Differentiability is an essential concept in calculus. It tells us about the smoothness of a function. When a function is differentiable at a point, it means we can find its derivative at that point. This derivative gives us a precise rate of change or slope at any given location on the function's curve.
To say a function is differentiable everywhere, like in our exercise, means we can do this process at every point in its domain. This ensures there are no sharp turns or corners. If a function isn't differentiable at a certain point, it might still be continuous there, but with a corner or cusp, it won't have a clear slope.
In our specific exercise, differentiability at zero is crucial because it sets the foundation for testing if the function could be linear, which would have a constant slope throughout its span.

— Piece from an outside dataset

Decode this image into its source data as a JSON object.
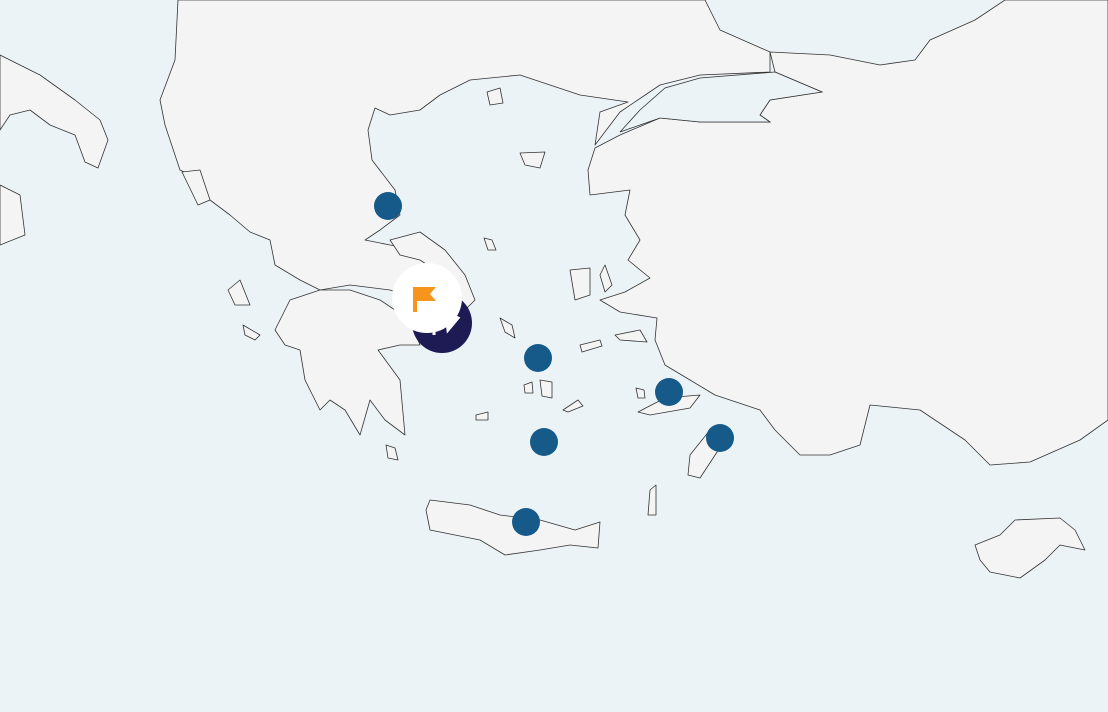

A linear function is one of the simplest types of functions. It is represented by the equation:
\[ f(x) = mx + c \]
where \( m \) is the slope and \( c \) is the y-intercept. Linear functions have a constant rate of change. This means that the graph of a linear function forms a straight line.
The concept of linearity comes in handy when studying functional equations, as in the problem given. The initial analysis may lead you to consider that the solution is a linear function due to how differentiability interacts with constant rates or slopes.

• Constant slope: The function increases or decreases at a consistent rate.
• Form of the line: Clearly, a straight line indicates no change in the slope.
• Simple graphing: These functions are predictable and easy to work with.

In the exercise's context, if \( f(x) = mx \), the properties of linear functions ensure it satisfies the given conditions.

Polynomial functions are more complex than linear functions. They consist of terms that are powers of \( x \), like \( f(x) = ax^n + bx^{n-1} + \, \ldots \, + d \). The degree of the highest power determines the polynomial's degree.
These functions can be linear (degree 1), quadratic (degree 2), cubic (degree 3), and so on. Each degree has varied curves and forms, giving unique behavior regarding roots and symmetry.
In the current problem, you might initially consider both linear and polynomial forms, given the differentiability condition, but ultimately, a linear function becomes most fitting due to constraints posed by differentiability and the functional equation's symmetry.

• Varying degrees: More complex behaviors as degrees increase
• Potential turning points: Depending on the degree, could have multiple peaks and valleys
• Symmetry: Many polynomial functions display symmetrical properties, especially evenly powered ones

The task simplifies considerably when realizing only first-degree (linear) forms satisfy the exercise specifics when evaluated under the conditions provided.

The derivative is a fundamental tool in calculus, capturing the idea of change. It's defined as the limit of the function's average rate of change as the interval approaches zero. In simpler terms, it gives the slope of the tangent at any point on a curve.
Mathematically, it's expressed as: \[f'(x) = \lim_{{h \to 0}} \frac{f(x+h) - f(x)}{h}\] Derivatives help us understand how one quantity changes with another. In our exercise, the derivative at zero, \(f'(0) = m\), signifies how the function is initially changing right at the origin.
This initial slope is key to determining the function's linear nature. Because linear functions have constant derivatives, knowing the derivative at zero helps form the conclusion that the function takes on the simple form \(f(x) = mx\).
By recognizing that any deviation in the form would alter this derivative, it aligns with our purpose."